Fotografía de Alexander Grigorian en Pexels |
Tienen la mirada perdida en un horizonte próximo y a la vez lejano, hostil; por más vueltas que le doy no lo entiendo.
―¿Cómo se puede ser tan insensato o gilipollas? ―dejarse arrastrar, con niños, hasta una frontera desconocida, a pelarse de frío, entre basura y barro.
Enfrente hombres uniformados. Hombres con sus propios miedos, que sueñan con no tener que intervenir. Que sueñan con que esperar sea suficiente y los problemas se solucionen por sí solos.
Las noticias se repiten, vuelven a hablar del tiempo, el anticiclón y la falta de lluvia.
La imagen se ha ido, la pantalla ha quedado a oscuras y mi derrota toma la consistencia de algo sólido, el silencio dura un instante. Acaban de cortar la luz.
Los ladridos, del perro de la vecina, se mezclan con las voces de los funcionarios del juzgado, llaman con la autoridad que dan los papeles, no se molestan en aporrear una puerta que tendrán que forzar si quieren traspasarla.

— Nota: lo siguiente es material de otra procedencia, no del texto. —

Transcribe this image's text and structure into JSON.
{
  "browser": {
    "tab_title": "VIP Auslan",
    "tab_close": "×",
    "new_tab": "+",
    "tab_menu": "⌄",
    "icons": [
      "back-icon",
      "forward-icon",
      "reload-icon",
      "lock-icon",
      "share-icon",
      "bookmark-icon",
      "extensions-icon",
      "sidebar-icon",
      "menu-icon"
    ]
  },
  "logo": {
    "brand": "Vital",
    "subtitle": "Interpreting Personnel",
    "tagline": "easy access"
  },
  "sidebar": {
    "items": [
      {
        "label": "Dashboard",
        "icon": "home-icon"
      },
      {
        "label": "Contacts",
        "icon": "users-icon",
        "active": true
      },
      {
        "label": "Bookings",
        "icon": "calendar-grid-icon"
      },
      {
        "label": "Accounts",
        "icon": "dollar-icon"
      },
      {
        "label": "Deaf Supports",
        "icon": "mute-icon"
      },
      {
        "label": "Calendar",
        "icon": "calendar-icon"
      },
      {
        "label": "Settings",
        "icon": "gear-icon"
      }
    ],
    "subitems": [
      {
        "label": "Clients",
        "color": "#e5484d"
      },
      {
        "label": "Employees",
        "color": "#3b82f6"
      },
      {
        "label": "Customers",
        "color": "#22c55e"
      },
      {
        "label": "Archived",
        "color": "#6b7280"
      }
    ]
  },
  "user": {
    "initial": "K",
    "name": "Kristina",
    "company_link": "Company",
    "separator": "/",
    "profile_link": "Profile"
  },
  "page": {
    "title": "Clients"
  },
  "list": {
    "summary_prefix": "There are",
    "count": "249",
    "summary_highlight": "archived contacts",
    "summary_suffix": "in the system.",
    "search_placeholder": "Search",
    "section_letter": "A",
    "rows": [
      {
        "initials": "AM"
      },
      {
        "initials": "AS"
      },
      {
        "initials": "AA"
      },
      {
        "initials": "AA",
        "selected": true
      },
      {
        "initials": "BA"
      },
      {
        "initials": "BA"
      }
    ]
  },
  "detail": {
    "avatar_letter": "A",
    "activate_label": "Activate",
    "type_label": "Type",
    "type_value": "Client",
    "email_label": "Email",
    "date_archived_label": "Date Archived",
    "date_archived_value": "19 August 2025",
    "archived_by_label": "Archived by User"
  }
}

He terminado con todo, no queda ron, ni vino. Apuro la cerveza caliente, el rincón que forma el sillón con la pared hace las veces de canasta, arrugo la lata y encesto.
El suelo es un campo de batalla, un cementerio donde los muertos son botellas y viejas latas vacías de cerveza; un cementerio que solo cruzaré cuando me saquen a la fuerza.